From the beginning (1978), confronted with the splendors of Indian street life, I had used a camera, moving its findings onto canvas, at first tentatively, then with enough confidence to show my work to friends there. Responses were disappointing. People were polite but unimpressed. “Where is the irony?” someone asked. Clearly I had avoided subjects which might call for feelings beyond the considerable awe engendered by any walk down Indian streets. Travel to India had been a moon voyage: whether I feasted my eyes or averted them didn’t matter. Indian critics were right to question a censored view of their country. But how, I had wondered, could I confront negative social realities as a guest, not as a person involved in India’s all too apparent sorrows?
I’m not sure what changed in 1999 on the penultimate voyage. Maybe it was connecting with the characters in Rohinton Mistry’s A Delicate Balance. Maybe it was a nasty fall into a pothole on a dismal day when I felt abused by bureaucrats and bankers. In any case, in 2004 I cast aside political correctness and began to photograph India’s notorious beggars. Within the protective metal skin of heavy taxis piloted by impressively turbaned drivers, I looked at faces.

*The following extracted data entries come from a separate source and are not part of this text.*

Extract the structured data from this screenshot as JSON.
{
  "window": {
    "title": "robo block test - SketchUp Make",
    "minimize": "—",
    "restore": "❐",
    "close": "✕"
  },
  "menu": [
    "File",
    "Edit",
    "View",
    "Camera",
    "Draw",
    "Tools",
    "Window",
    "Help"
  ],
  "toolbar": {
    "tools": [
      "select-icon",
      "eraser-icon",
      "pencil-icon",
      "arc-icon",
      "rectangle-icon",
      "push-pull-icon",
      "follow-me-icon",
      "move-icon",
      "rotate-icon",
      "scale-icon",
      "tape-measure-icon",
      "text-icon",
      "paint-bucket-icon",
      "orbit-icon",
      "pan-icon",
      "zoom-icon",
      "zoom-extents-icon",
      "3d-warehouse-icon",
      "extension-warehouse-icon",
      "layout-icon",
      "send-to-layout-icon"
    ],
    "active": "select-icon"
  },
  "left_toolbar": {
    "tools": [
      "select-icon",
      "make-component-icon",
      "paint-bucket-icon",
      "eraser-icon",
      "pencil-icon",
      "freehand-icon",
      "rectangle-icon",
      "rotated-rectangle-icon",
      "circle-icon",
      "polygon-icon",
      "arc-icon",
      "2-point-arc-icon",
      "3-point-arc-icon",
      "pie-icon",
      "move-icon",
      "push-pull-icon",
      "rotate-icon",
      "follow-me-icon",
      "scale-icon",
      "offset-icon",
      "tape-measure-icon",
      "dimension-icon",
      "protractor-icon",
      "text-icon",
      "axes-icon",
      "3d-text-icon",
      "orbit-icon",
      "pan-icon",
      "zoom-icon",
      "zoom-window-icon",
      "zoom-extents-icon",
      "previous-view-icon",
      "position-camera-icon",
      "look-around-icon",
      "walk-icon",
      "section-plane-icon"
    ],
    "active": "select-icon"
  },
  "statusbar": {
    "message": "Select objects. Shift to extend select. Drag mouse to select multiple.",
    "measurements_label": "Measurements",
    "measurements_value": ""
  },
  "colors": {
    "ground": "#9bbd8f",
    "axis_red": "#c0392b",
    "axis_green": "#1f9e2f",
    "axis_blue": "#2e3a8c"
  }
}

By this time the pain of endless war made it clear such misery was a threat to us all and had a history that overlaid most of my time on the planet. As the street phantoms, blue like the gods in Indian miniatures, entered the picture, I added some readymade icons from other times and places. Beginning to the right of the driver are (below the Dow Chemical diamond logo in the front windshield): Kim Phuc, the 9 year old Vietnamese napalm victim caught in Nick Ut’s photo of 1972; then (skipping over the mid-right window which pictures a family from Vizakhapatnam where we visited in 2004) Samar Hassan at age 5 in Tal Afar, Iraq, 2005, just after her parents were riddled by gunfire from US soldiers. (Borrowed from a photo by Chris Hondros, photo journalist who died this year in the Libyan conflict) Over her head, a crying woman quoted from Picasso’s Guernica, 1937, and close up on the far right an unidentified woman and child who were victims of the 2004 Tsunami which struck the eastern coast of India just after we left at the end of December that year. The source of this picture is a photo appearing in the January 2, 2005, NYT, and is the work of Dibyangshu Sarkar.
Quite naturally, over the heads of this spectrum of immiserated people there appears a stack of billboards of the sort that compete for visual space along streets and highways in India.
These “ferocious alphabets,” logos chosen to characterize the controlling principles of institutions dedicated to varying forms of organized violance, include: Lockheed Martin, Raytheon, and, yes, a local Seattle aerospace manufacturer. Some actually participate in privatized warfare: Halliburton, Blackwater. Some produce economic tragedies: Chase Manhattan, BOA. Some have combined massive human incompetence with the powers of nature, adding our own disorder to disaster, creating catastrophe on truly colossal scales: BP (April 2010, Macondo Oil Well) and Tepco/General Electric in Fukushima. Special mention is given to Union Carbide, the company responsible for the Bhopal chemical explosion of 1984. Note the resemblance of the small 2004 tsunami victim in Bubble to an iconic picture from the earlier event:
Centered in the painting is the oil truck vanishing into the distance to the left of the driver’s head. I used a stainless steel American version of this vehicle although in India it would have looked more like this:
The fine print on this and many other tankers is a Hindi inscription which reads: “You With the Evil Eye May Your Face Be Covered With Soot.” (Thank you, Manish!) It is this warning which appears across the ceiling of the Bubble. As I mentioned in the blog’s inaugural post May 1, this sentiment was found in a kinder, gentler version on Indian vehicles like the scooter taxi of “Marigolds I” (see above) painted in 1990: “You With the Evil Eye May You Also Be Blessed.” But that was then.
“Bubble” diagrams the victims of corporate imperialism, living (to twist a phrase from Stevens) in a place not their own, in spaces begrudged them by controlling principals whose designs promote profit at any expense. Meanwhile “passers-by and through” of all stripes maintain good supplies of clean drinking water and fresh fruit, ordinary claims on the stuff of existence which, as a foreground to so much suffering, sadly assume overtones of evil.
The epigraph above from Stevens’ Esthetique du Mal was written in the context of World War II. As he moves to close his poem, Stevens comments that “the right chorale” for evil is neither sight nor sound; it must be “scrivened” by poets:
“One might have thought of sight, but who could think
Of what it sees for all the ill it sees?”
Indeed, the question arises whether any painting can gather enough aesthetic force to carry such meaning. Luckily, its painter needn’t decide about this.